According to Google:
If your time and resources are limited, consider buying one non-country-specific domain, which hosts all the different versions of your website. In this case, we recommend either of these two options:
Put the content of every language in a different subdomain. For our example, you would have en.example.com, de.example.com, and es.example.com.
Put the content of every language in a different subdirectory. This is easier to handle when updating and maintaining your site. For our example, you would have example.com/en/, example.com/de/, and example.com/es/.
The fourth option to use URL parameters, for example mywebsite.com?lang=dz is not recommended as they are difficult for search engines to interpret.
As the multilingual websites are basically translations of the same content (most of the time), subdirectories are an obvious solution.

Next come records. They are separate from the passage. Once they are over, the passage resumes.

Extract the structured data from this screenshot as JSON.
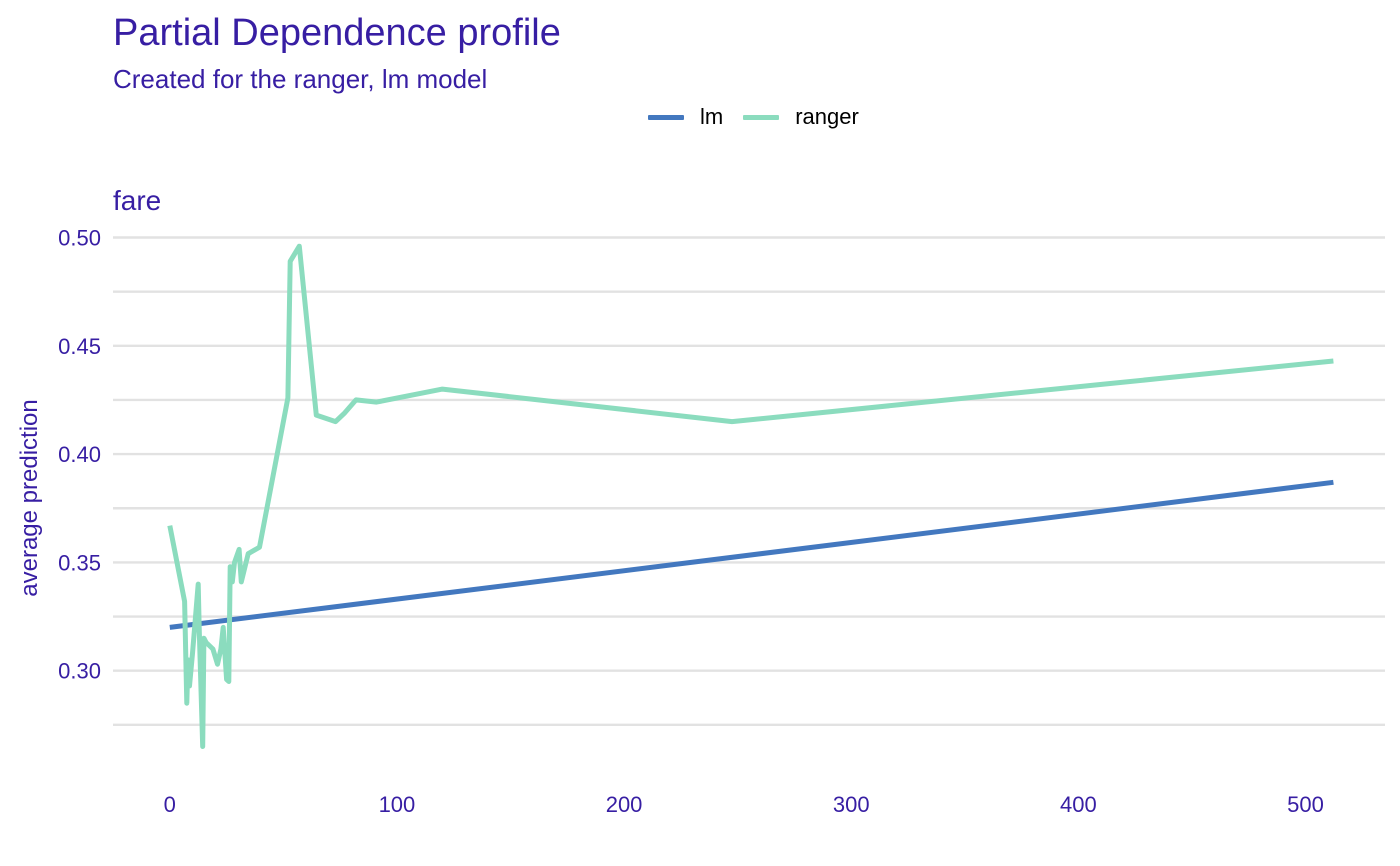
{
  "chart_data": {
    "type": "line",
    "title": "Partial Dependence profile",
    "subtitle": "Created for the ranger, lm model",
    "panel_title": "fare",
    "xlabel": "",
    "ylabel": "average prediction",
    "xlim": [
      -25,
      535
    ],
    "ylim": [
      0.262,
      0.509
    ],
    "x_ticks": [
      0,
      100,
      200,
      300,
      400,
      500
    ],
    "y_ticks": [
      0.3,
      0.35,
      0.4,
      0.45,
      0.5
    ],
    "y_tick_labels": [
      "0.30",
      "0.35",
      "0.40",
      "0.45",
      "0.50"
    ],
    "grid": true,
    "legend_position": "top",
    "series": [
      {
        "name": "lm",
        "color": "#4378bf",
        "x": [
          0,
          512.3
        ],
        "y": [
          0.32,
          0.387
        ]
      },
      {
        "name": "ranger",
        "color": "#8bdcbe",
        "x": [
          0,
          6.5,
          7.5,
          8.0,
          8.7,
          10.0,
          12.5,
          13.0,
          14.5,
          15.0,
          16.0,
          19.0,
          21.0,
          22.5,
          23.5,
          25.0,
          26.0,
          26.6,
          27.5,
          28.5,
          30.5,
          31.5,
          34.5,
          39.5,
          52.0,
          53.0,
          57.0,
          64.5,
          73.0,
          77.0,
          82.0,
          91.0,
          120.0,
          247.5,
          512.3
        ],
        "y": [
          0.367,
          0.332,
          0.285,
          0.305,
          0.293,
          0.308,
          0.34,
          0.318,
          0.265,
          0.315,
          0.313,
          0.31,
          0.303,
          0.31,
          0.32,
          0.296,
          0.295,
          0.348,
          0.341,
          0.35,
          0.356,
          0.341,
          0.354,
          0.357,
          0.426,
          0.489,
          0.496,
          0.418,
          0.415,
          0.419,
          0.425,
          0.424,
          0.43,
          0.415,
          0.443
        ]
      }
    ]
  }
}
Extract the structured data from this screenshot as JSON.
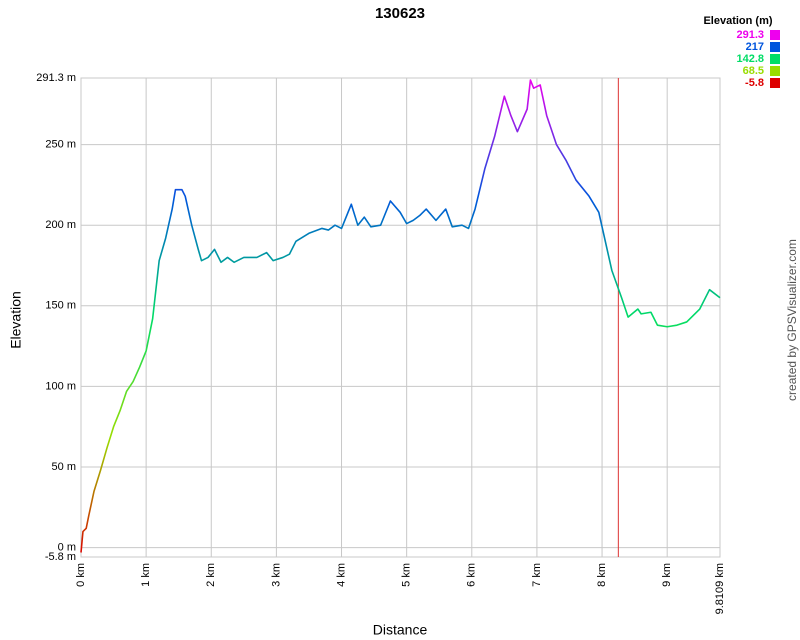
{
  "chart_data": {
    "type": "line",
    "title": "130623",
    "x_label": "Distance",
    "y_label": "Elevation",
    "credit": "created by GPSVisualizer.com",
    "legend_title": "Elevation (m)",
    "color_scale": [
      {
        "value": 291.3,
        "color": "#ee00ee"
      },
      {
        "value": 217.0,
        "color": "#0055dd"
      },
      {
        "value": 142.8,
        "color": "#00dd66"
      },
      {
        "value": 68.5,
        "color": "#99dd00"
      },
      {
        "value": -5.8,
        "color": "#dd0000"
      }
    ],
    "xlim": [
      0,
      9.8109
    ],
    "ylim": [
      -5.8,
      291.3
    ],
    "xticks": [
      {
        "value": 0,
        "label": "0 km"
      },
      {
        "value": 1,
        "label": "1 km"
      },
      {
        "value": 2,
        "label": "2 km"
      },
      {
        "value": 3,
        "label": "3 km"
      },
      {
        "value": 4,
        "label": "4 km"
      },
      {
        "value": 5,
        "label": "5 km"
      },
      {
        "value": 6,
        "label": "6 km"
      },
      {
        "value": 7,
        "label": "7 km"
      },
      {
        "value": 8,
        "label": "8 km"
      },
      {
        "value": 9,
        "label": "9 km"
      },
      {
        "value": 9.8109,
        "label": "9.8109 km"
      }
    ],
    "yticks": [
      {
        "value": -5.8,
        "label": "-5.8 m"
      },
      {
        "value": 0,
        "label": "0 m"
      },
      {
        "value": 50,
        "label": "50 m"
      },
      {
        "value": 100,
        "label": "100 m"
      },
      {
        "value": 150,
        "label": "150 m"
      },
      {
        "value": 200,
        "label": "200 m"
      },
      {
        "value": 250,
        "label": "250 m"
      },
      {
        "value": 291.3,
        "label": "291.3 m"
      }
    ],
    "grid": true,
    "marker_x": 8.25,
    "marker_color": "#dd3333",
    "x": [
      0,
      0.03,
      0.08,
      0.12,
      0.2,
      0.3,
      0.4,
      0.5,
      0.6,
      0.7,
      0.8,
      0.9,
      1.0,
      1.05,
      1.1,
      1.15,
      1.2,
      1.3,
      1.4,
      1.45,
      1.55,
      1.6,
      1.7,
      1.8,
      1.85,
      1.95,
      2.05,
      2.15,
      2.25,
      2.35,
      2.5,
      2.7,
      2.85,
      2.95,
      3.1,
      3.2,
      3.3,
      3.5,
      3.7,
      3.8,
      3.9,
      4.0,
      4.1,
      4.15,
      4.25,
      4.35,
      4.45,
      4.6,
      4.75,
      4.9,
      5.0,
      5.1,
      5.2,
      5.3,
      5.45,
      5.6,
      5.7,
      5.85,
      5.95,
      6.05,
      6.2,
      6.35,
      6.5,
      6.6,
      6.7,
      6.85,
      6.9,
      6.95,
      7.05,
      7.15,
      7.3,
      7.45,
      7.6,
      7.8,
      7.95,
      8.05,
      8.15,
      8.3,
      8.4,
      8.55,
      8.6,
      8.75,
      8.85,
      9.0,
      9.15,
      9.3,
      9.5,
      9.65,
      9.8109
    ],
    "series": [
      {
        "name": "Elevation",
        "values": [
          -3,
          10,
          12,
          20,
          35,
          48,
          62,
          75,
          85,
          97,
          103,
          112,
          122,
          132,
          142,
          160,
          178,
          192,
          210,
          222,
          222,
          218,
          200,
          185,
          178,
          180,
          185,
          177,
          180,
          177,
          180,
          180,
          183,
          178,
          180,
          182,
          190,
          195,
          198,
          197,
          200,
          198,
          208,
          213,
          200,
          205,
          199,
          200,
          215,
          208,
          201,
          203,
          206,
          210,
          203,
          210,
          199,
          200,
          198,
          210,
          235,
          255,
          280,
          268,
          258,
          272,
          290,
          285,
          287,
          268,
          250,
          240,
          228,
          218,
          208,
          190,
          172,
          155,
          143,
          148,
          145,
          146,
          138,
          137,
          138,
          140,
          148,
          160,
          155
        ]
      }
    ]
  }
}
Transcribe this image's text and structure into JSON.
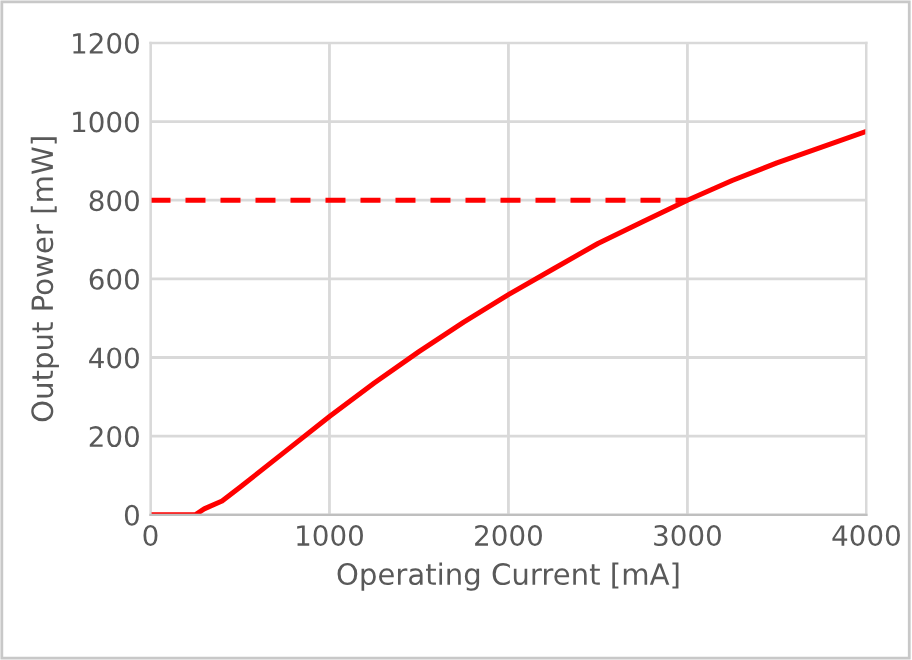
{
  "chart_data": {
    "type": "line",
    "xlabel": "Operating Current [mA]",
    "ylabel": "Output Power [mW]",
    "xlim": [
      0,
      4000
    ],
    "xticks": [
      0,
      1000,
      2000,
      3000,
      4000
    ],
    "ylim": [
      0,
      1200
    ],
    "yticks": [
      0,
      200,
      400,
      600,
      800,
      1000,
      1200
    ],
    "grid": true,
    "legend": false,
    "series": [
      {
        "color": "#ff0000",
        "line_style": "solid",
        "x": [
          0,
          250,
          300,
          400,
          500,
          750,
          1000,
          1250,
          1500,
          1750,
          2000,
          2250,
          2500,
          2750,
          3000,
          3250,
          3500,
          3750,
          4000
        ],
        "values": [
          0,
          0,
          15,
          35,
          70,
          160,
          250,
          335,
          415,
          490,
          560,
          625,
          690,
          745,
          800,
          850,
          895,
          935,
          975
        ]
      },
      {
        "color": "#ff0000",
        "line_style": "dashed",
        "x": [
          0,
          3000
        ],
        "values": [
          800,
          800
        ]
      }
    ]
  }
}
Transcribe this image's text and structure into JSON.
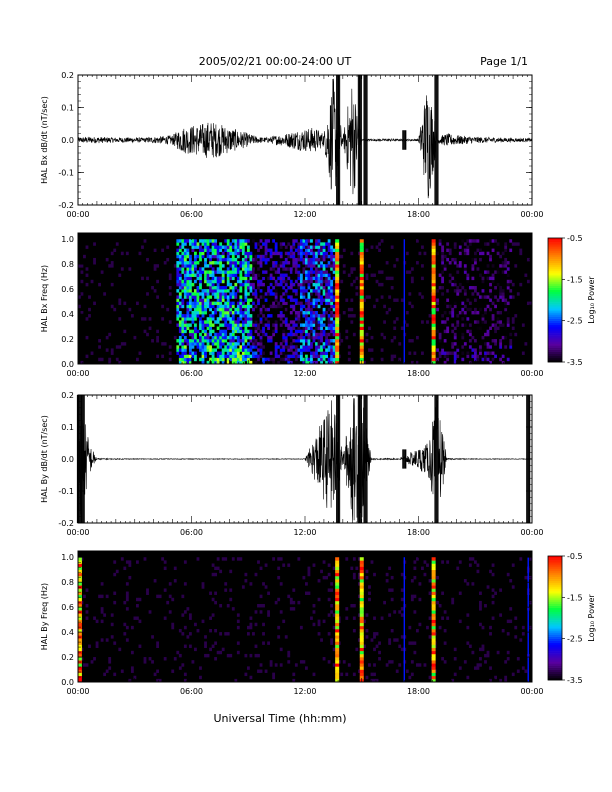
{
  "header": {
    "title": "2005/02/21  00:00-24:00 UT",
    "page": "Page 1/1"
  },
  "xlabel": "Universal Time (hh:mm)",
  "x_ticks": [
    "00:00",
    "06:00",
    "12:00",
    "18:00",
    "00:00"
  ],
  "colorbar": {
    "label": "Log₁₀ Power",
    "ticks": [
      "-0.5",
      "-1.5",
      "-2.5",
      "-3.5"
    ],
    "range": [
      -3.5,
      -0.5
    ],
    "colors": [
      "#000000",
      "#5a00a0",
      "#0000ff",
      "#00c8ff",
      "#00ff40",
      "#ffff00",
      "#ff8000",
      "#ff0000"
    ]
  },
  "chart_data": [
    {
      "type": "line",
      "panel": "bx_dbdt",
      "ylabel": "HAL Bx dB/dt (nT/sec)",
      "xlim_hours": [
        0,
        24
      ],
      "ylim": [
        -0.2,
        0.2
      ],
      "y_ticks": [
        "0.2",
        "0.1",
        "0.0",
        "-0.1",
        "-0.2"
      ],
      "series": [
        {
          "x_hours": [
            0,
            0.5,
            1,
            1.5,
            2,
            2.5,
            3,
            3.5,
            4,
            4.5,
            5,
            5.5,
            6,
            6.5,
            7,
            7.5,
            8,
            8.5,
            9,
            9.5,
            10,
            10.5,
            11,
            11.5,
            12,
            12.5,
            13,
            13.5,
            14,
            14.5,
            15,
            15.5,
            16,
            16.5,
            17,
            17.5,
            18,
            18.5,
            19,
            19.5,
            20,
            21,
            22,
            23,
            24
          ],
          "envelope": [
            0.008,
            0.01,
            0.01,
            0.009,
            0.008,
            0.008,
            0.008,
            0.007,
            0.01,
            0.012,
            0.015,
            0.04,
            0.045,
            0.05,
            0.06,
            0.05,
            0.04,
            0.03,
            0.02,
            0.01,
            0.008,
            0.015,
            0.02,
            0.03,
            0.035,
            0.04,
            0.02,
            0.2,
            0.006,
            0.2,
            0.003,
            0.003,
            0.003,
            0.004,
            0.003,
            0.003,
            0.003,
            0.2,
            0.01,
            0.02,
            0.015,
            0.01,
            0.008,
            0.006,
            0.005
          ]
        }
      ],
      "spikes_hours": [
        13.75,
        14.9,
        15.2,
        17.25,
        18.95
      ]
    },
    {
      "type": "heatmap",
      "panel": "bx_freq",
      "ylabel": "HAL Bx Freq (Hz)",
      "xlim_hours": [
        0,
        24
      ],
      "ylim": [
        0,
        1.05
      ],
      "y_ticks": [
        "1.0",
        "0.8",
        "0.6",
        "0.4",
        "0.2",
        "0.0"
      ],
      "zlim": [
        -3.5,
        -0.5
      ],
      "bands": [
        {
          "start_hour": 5.2,
          "end_hour": 9.2,
          "peak": -1.6
        },
        {
          "start_hour": 9.2,
          "end_hour": 11.8,
          "peak": -2.6
        },
        {
          "start_hour": 11.8,
          "end_hour": 13.7,
          "peak": -2.0
        },
        {
          "start_hour": 19.0,
          "end_hour": 23.0,
          "peak": -3.0
        }
      ],
      "strong_columns_hours": [
        13.7,
        15.0,
        18.8
      ],
      "weak_columns_hours": [
        17.25
      ]
    },
    {
      "type": "line",
      "panel": "by_dbdt",
      "ylabel": "HAL By dB/dt (nT/sec)",
      "xlim_hours": [
        0,
        24
      ],
      "ylim": [
        -0.2,
        0.2
      ],
      "y_ticks": [
        "0.2",
        "0.1",
        "0.0",
        "-0.1",
        "-0.2"
      ],
      "series": [
        {
          "x_hours": [
            0,
            0.3,
            0.6,
            1,
            3,
            6,
            9,
            12,
            13.5,
            14,
            14.5,
            15,
            15.5,
            17,
            18.5,
            19,
            19.5,
            21,
            23,
            24
          ],
          "envelope": [
            0.2,
            0.15,
            0.05,
            0.002,
            0.001,
            0.001,
            0.001,
            0.001,
            0.2,
            0.01,
            0.2,
            0.2,
            0.002,
            0.002,
            0.05,
            0.2,
            0.002,
            0.001,
            0.001,
            0.001
          ]
        }
      ],
      "spikes_hours": [
        0.05,
        0.25,
        13.75,
        14.9,
        15.2,
        17.25,
        18.95,
        23.8
      ]
    },
    {
      "type": "heatmap",
      "panel": "by_freq",
      "ylabel": "HAL By Freq (Hz)",
      "xlim_hours": [
        0,
        24
      ],
      "ylim": [
        0,
        1.05
      ],
      "y_ticks": [
        "1.0",
        "0.8",
        "0.6",
        "0.4",
        "0.2",
        "0.0"
      ],
      "zlim": [
        -3.5,
        -0.5
      ],
      "bands": [],
      "strong_columns_hours": [
        0.1,
        13.7,
        15.0,
        18.8
      ],
      "weak_columns_hours": [
        17.25,
        23.8
      ]
    }
  ]
}
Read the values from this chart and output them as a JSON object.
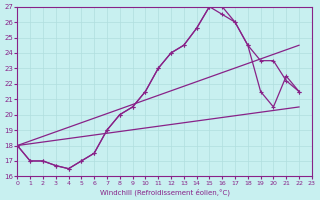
{
  "xlabel": "Windchill (Refroidissement éolien,°C)",
  "bg_color": "#c8f0f0",
  "grid_color": "#b0dede",
  "line_color": "#882288",
  "xlim": [
    0,
    23
  ],
  "ylim": [
    16,
    27
  ],
  "xticks": [
    0,
    1,
    2,
    3,
    4,
    5,
    6,
    7,
    8,
    9,
    10,
    11,
    12,
    13,
    14,
    15,
    16,
    17,
    18,
    19,
    20,
    21,
    22,
    23
  ],
  "yticks": [
    16,
    17,
    18,
    19,
    20,
    21,
    22,
    23,
    24,
    25,
    26,
    27
  ],
  "line1_x": [
    0,
    1,
    2,
    3,
    4,
    5,
    6,
    7,
    8,
    9,
    10,
    11,
    12,
    13,
    14,
    15,
    16,
    17,
    18,
    19,
    20,
    21,
    22
  ],
  "line1_y": [
    18,
    17,
    17,
    16.7,
    16.5,
    17,
    17.5,
    19.0,
    20.0,
    20.5,
    21.5,
    23.0,
    24.0,
    24.5,
    25.6,
    27.0,
    27.0,
    26.0,
    24.5,
    23.5,
    23.5,
    22.2,
    21.5
  ],
  "line2_x": [
    0,
    1,
    2,
    3,
    4,
    5,
    6,
    7,
    8,
    9,
    10,
    11,
    12,
    13,
    14,
    15,
    16,
    17,
    18,
    19,
    20,
    21,
    22
  ],
  "line2_y": [
    18,
    17,
    17,
    16.7,
    16.5,
    17,
    17.5,
    19.0,
    20.0,
    20.5,
    21.5,
    23.0,
    24.0,
    24.5,
    25.6,
    27.0,
    26.5,
    26.0,
    24.5,
    21.5,
    20.5,
    22.5,
    21.5
  ],
  "line3_x": [
    0,
    22
  ],
  "line3_y": [
    18,
    24.5
  ],
  "line4_x": [
    0,
    22
  ],
  "line4_y": [
    18,
    20.5
  ]
}
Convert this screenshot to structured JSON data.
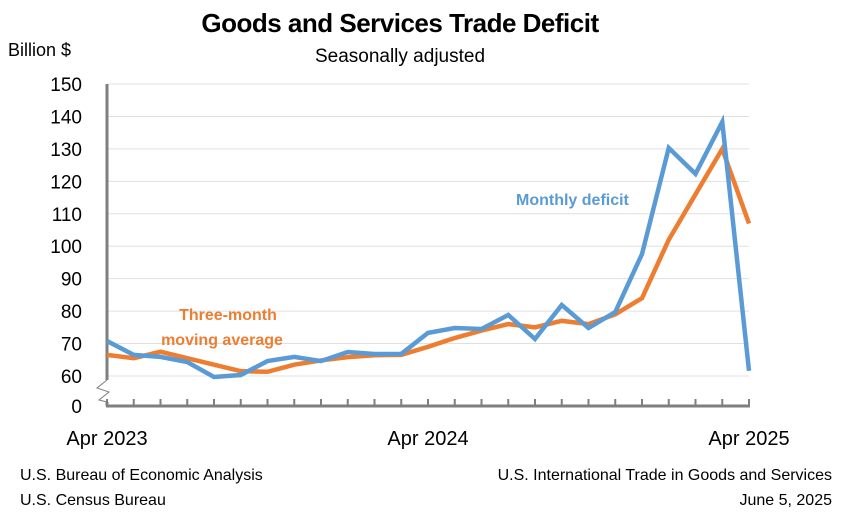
{
  "chart_data": {
    "type": "line",
    "title": "Goods and Services Trade Deficit",
    "subtitle": "Seasonally adjusted",
    "ylabel": "Billion $",
    "xlabel": "",
    "y_ticks": [
      "150",
      "140",
      "130",
      "120",
      "110",
      "100",
      "90",
      "80",
      "70",
      "60",
      "0"
    ],
    "y_tick_values": [
      150,
      140,
      130,
      120,
      110,
      100,
      90,
      80,
      70,
      60
    ],
    "ylim": [
      60,
      150
    ],
    "axis_break": true,
    "x_tick_labels": [
      {
        "label": "Apr 2023",
        "index": 0
      },
      {
        "label": "Apr 2024",
        "index": 12
      },
      {
        "label": "Apr 2025",
        "index": 24
      }
    ],
    "x": [
      "Apr 2023",
      "May 2023",
      "Jun 2023",
      "Jul 2023",
      "Aug 2023",
      "Sep 2023",
      "Oct 2023",
      "Nov 2023",
      "Dec 2023",
      "Jan 2024",
      "Feb 2024",
      "Mar 2024",
      "Apr 2024",
      "May 2024",
      "Jun 2024",
      "Jul 2024",
      "Aug 2024",
      "Sep 2024",
      "Oct 2024",
      "Nov 2024",
      "Dec 2024",
      "Jan 2025",
      "Feb 2025",
      "Mar 2025",
      "Apr 2025"
    ],
    "grid": true,
    "series": [
      {
        "name": "Monthly deficit",
        "color": "#5b9bd5",
        "values": [
          70.8,
          66.5,
          65.9,
          64.3,
          59.7,
          60.3,
          64.6,
          65.9,
          64.6,
          67.4,
          66.8,
          66.8,
          73.3,
          74.8,
          74.5,
          78.8,
          71.4,
          81.9,
          74.8,
          79.7,
          97.6,
          130.3,
          122.3,
          138.3,
          61.6
        ]
      },
      {
        "name": "Three-month moving average",
        "color": "#ed7d31",
        "values": [
          66.5,
          65.5,
          67.5,
          65.5,
          63.5,
          61.5,
          61.3,
          63.5,
          64.8,
          65.8,
          66.4,
          66.5,
          69.0,
          71.7,
          74.0,
          76.0,
          75.0,
          77.0,
          76.0,
          79.0,
          84.0,
          102.0,
          116.0,
          130.0,
          107.0
        ]
      }
    ],
    "annotations": [
      {
        "text": "Monthly deficit",
        "series": "Monthly deficit"
      },
      {
        "text_lines": [
          "Three-month",
          "moving average"
        ],
        "series": "Three-month moving average"
      }
    ]
  },
  "footer": {
    "left_line1": "U.S. Bureau of Economic Analysis",
    "left_line2": "U.S. Census Bureau",
    "right_line1": "U.S. International Trade in Goods and Services",
    "right_line2": "June 5, 2025"
  }
}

This approach is the easiest and cheapest to implement. Simply add a language directory to your server.
www.mywebsite.com/en
www.mywebsite.com/dz
7. Switching language and linking pages
A multilingual website is useless without the ability to change languages. Oftentimes you’ll find multilingual websites with language switcher placed on top right of the page.
Some multilingual website redirect to the home page while user switches the language which is actually not desirable. When the user switches the language while on particular page, the user should be redirected to the equivalent page of the language chosen. For example, if the user is on www.mysite.com/en/intro.php, he/she should be redirected to www.mysite.com/dz/intro.php when he clicks to switch the language.
The simplest way to achieve this page to page linking is to provide link of the equivalent pages in other languages on the page itself. But this will be tedious and very static. One can make it less tedious and dynamic by writing simple function.
Sample code 8: Simple function to switch language.
PHP: langchange.php
function langchange()
{
$current_page_uri = $_SERVER['REQUEST_URI'];
if($poss=strpos($current_page_uri,'/dz/'))
{
$redirectto= substr_replace($current_page_uri,"/en/",$poss,4);
echo $redirectto;
}
else
{
$poss=strpos($current_page_uri,'/en/');
$redirectto= $redirectto= substr_replace($current_page_uri,"/dz/",$poss,4);
echo $redirectto;
}
}
HTML
In above php function, we are simply determining the current uri and looking for the substring ‘/en/’ and ‘/dz/’ and replacing with each other. It is assumed that the subdirectory for Dzongkha is named ‘dz’ and English is named ‘en’.